In 2010 there were more than 150 Class I product recalls according to the FDA. The pace of these high-alert recalls is increasing due to consumer awareness and watchdog advocacy groups. In August 2011 alone, there have been separate recalls of 36 million pounds of ground turkey and 60 million pounds of ground beef across the United States.

Class 1 recalls typically involve food, drugs or children’s products that can cause illness or even death. In most recalls, the manufacturers notify the retailers and media; the stores then take the items off the shelf and post a notification on the bulletin board—hoping to reach everyone. Unfortunately, in this day and age of technology, combined with the potential liabilities that go along with selling such products, a bulletin board is not the answer. When was the last time anyone actually read a bulletin board in a retail store?

A recent Consumer Reports survey found that 40 percent of Americans lack confidence that manufacturers and retailers provide consumers with appropriate product recall information. With the explosion of communications channels, businesses should be able to do a better job communicating timely recall information to their customers.

Done ineffectively, product recall notifications can result in bad press, negative brand perception, and costly litigation. Safeway supermarket is in the midst of a class action lawsuit. The plaintiffs claim that since Safeway had their contact information in their loyalty database, they had an obligation to contact them regarding a recalled product.

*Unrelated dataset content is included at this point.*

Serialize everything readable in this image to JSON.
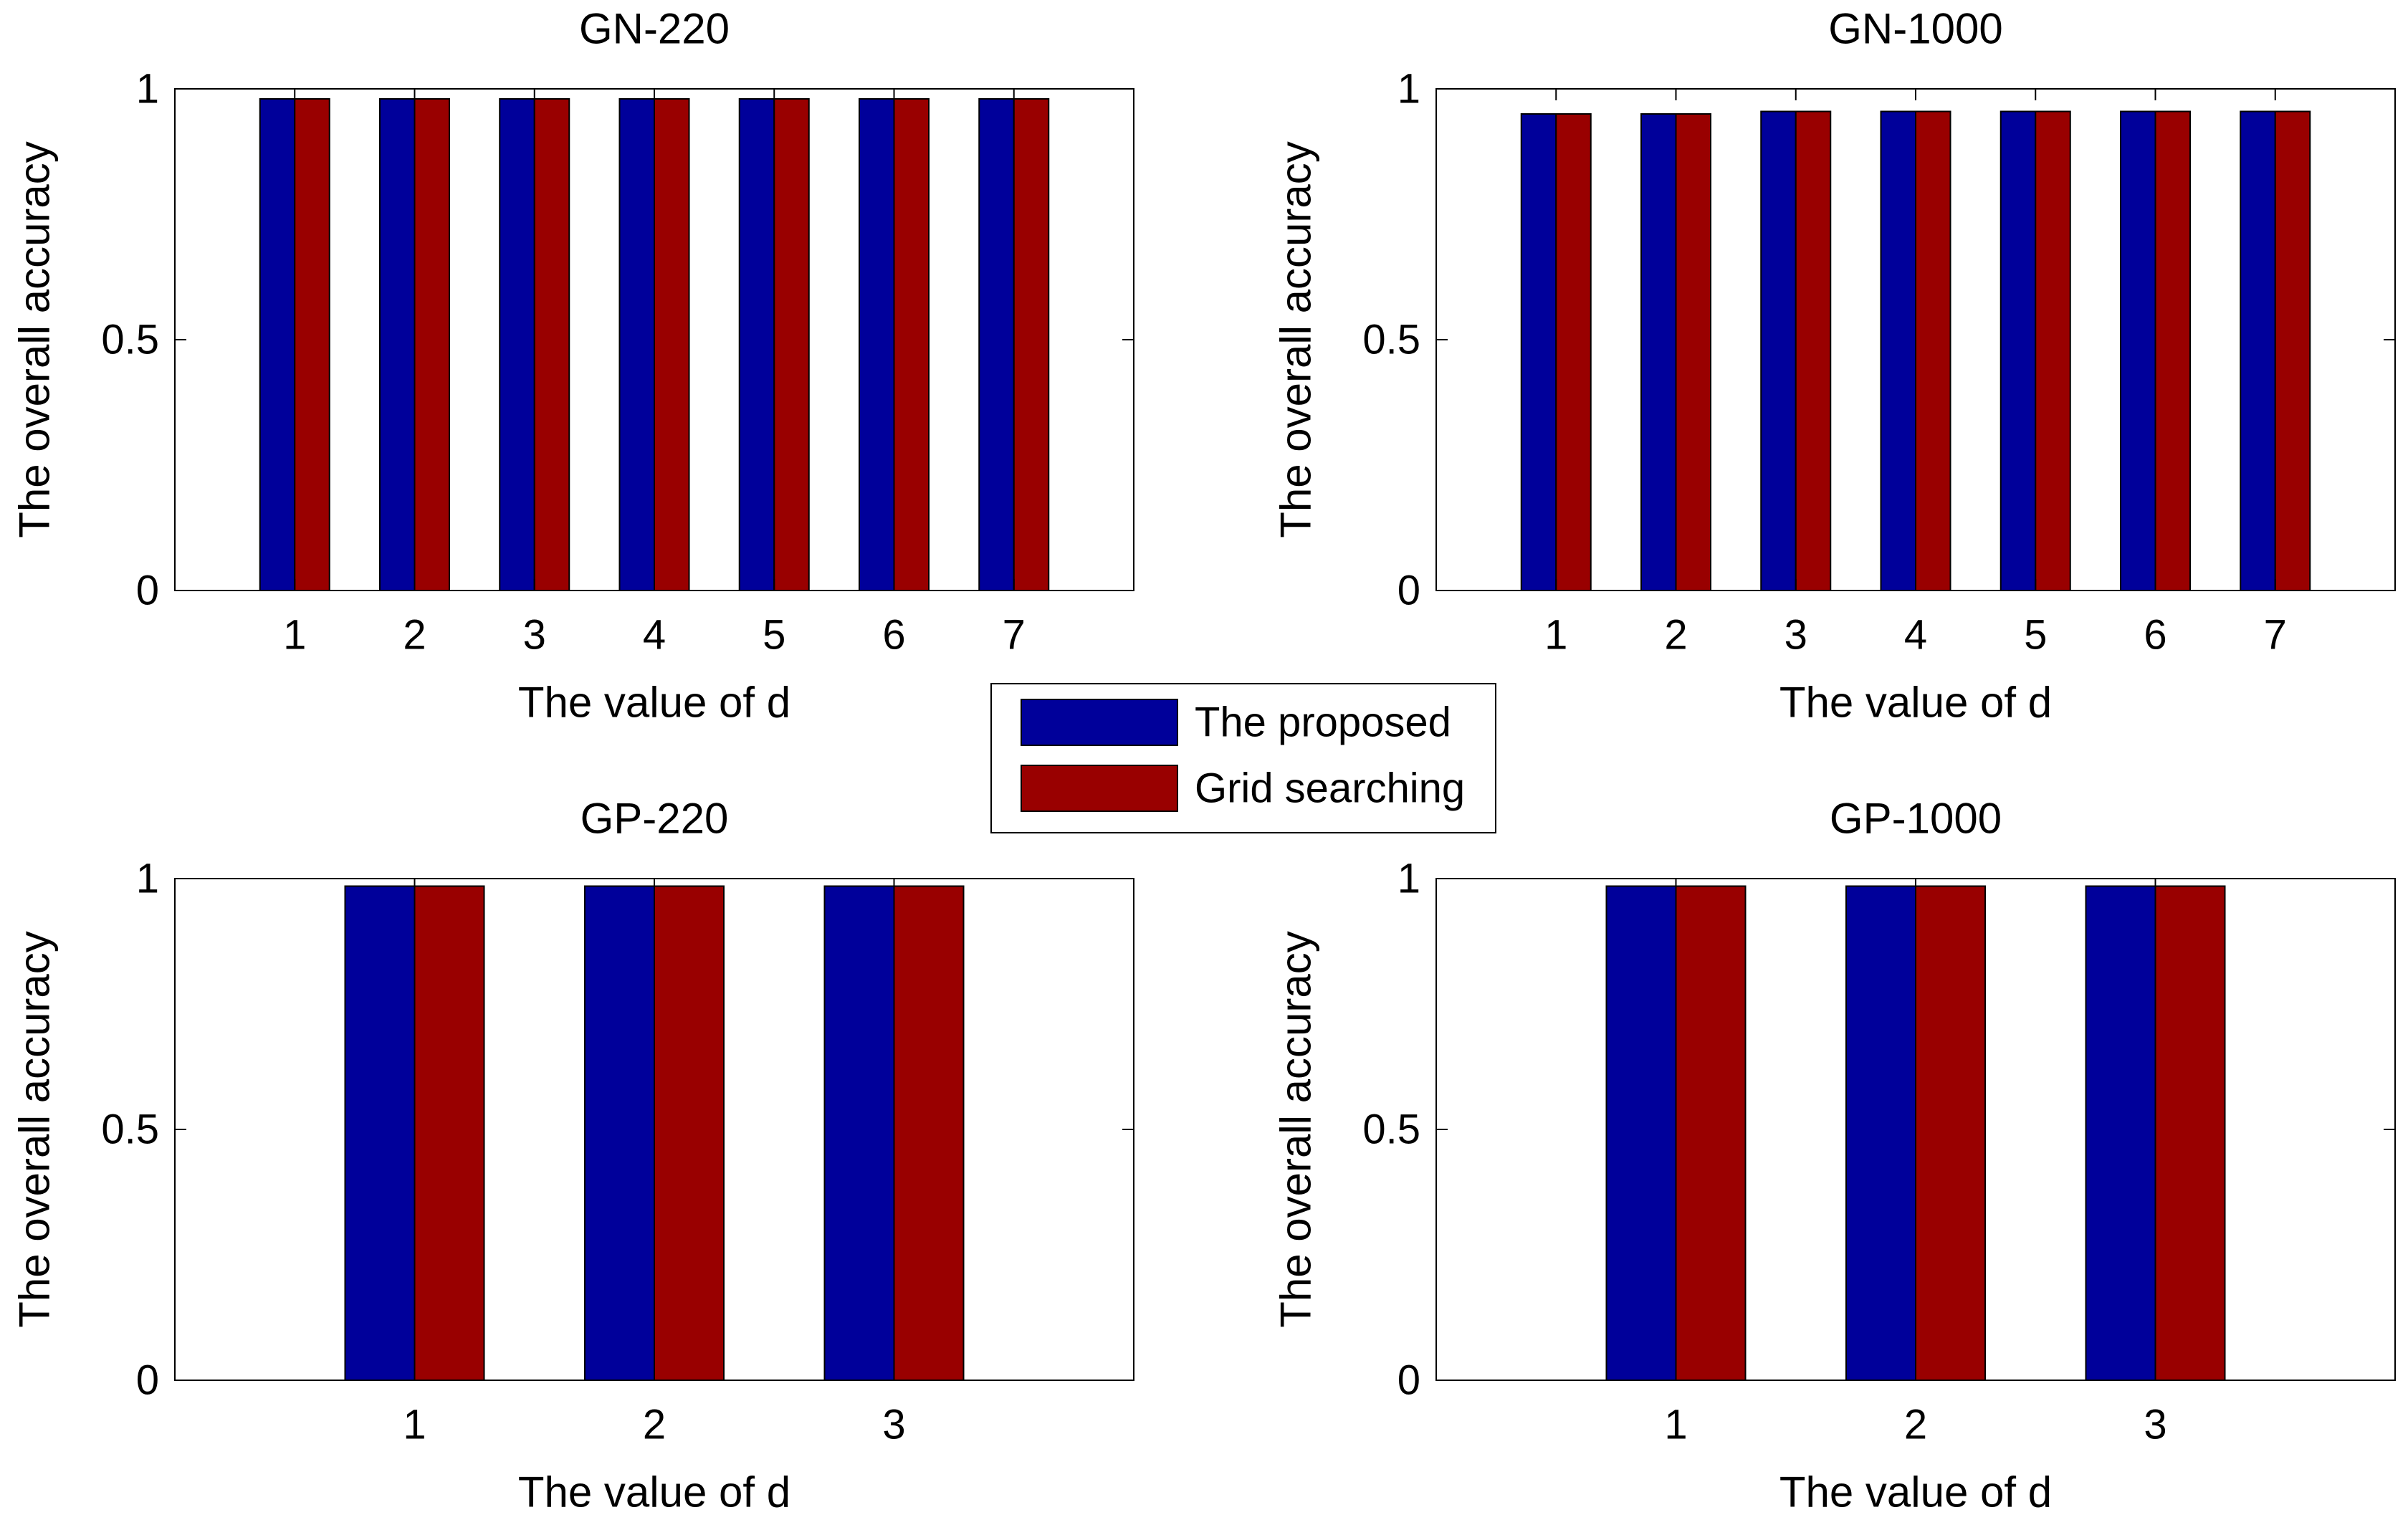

So what is a retailer’s obligation to notify customers of potentially harmful products? Managed properly, recalls can display great customer service and a sense of confidence in customers that actually enhances brand loyalty. Recent legislation was passed requesting “voluntary participation” by retailers involved in Class 1 recalls. The next step could be mandated regulations.

Building Loyalty through Product Recall Alerts

Therein lies a key driver in improving the effectiveness of recall alerts: loyalty programs. Thanks to the growing use of loyalty programs, retailers (particularly supermarket chains and retail stories) are best positioned to notify those who may be adversely impacted by product recalls. This is a message that customers want to hear and reinforces the benefits of being in a loyalty program.
Following are tips for those considering adding recalls to their loyalty program strategy:

  • Plan ahead—Timing is everything. Only by integrating it into your communications and loyalty plans in advance can you react quickly. SoundBite recently helped a leading retail grocery chain with their product recall notifications, notifying its loyalty customers of the both Cargill turkey recall and the ground beef recall.
  • Highlight the service to increase enrollments—While coupons and discounts are common enticements for enrolling in loyalty programs, our work with retailers shows that offering the recall notification service could increase enrollment while attracting customers that would not otherwise participate.
  • Do it—Retailers that work with SoundBite receive overwhelmingly positive responses to the recall messages they send. The service helps improve customer safety and satisfaction, and should be a proactive communications feature within every retailer’s loyalty program.

How are you communicating Class I recalls? How would you improve the process?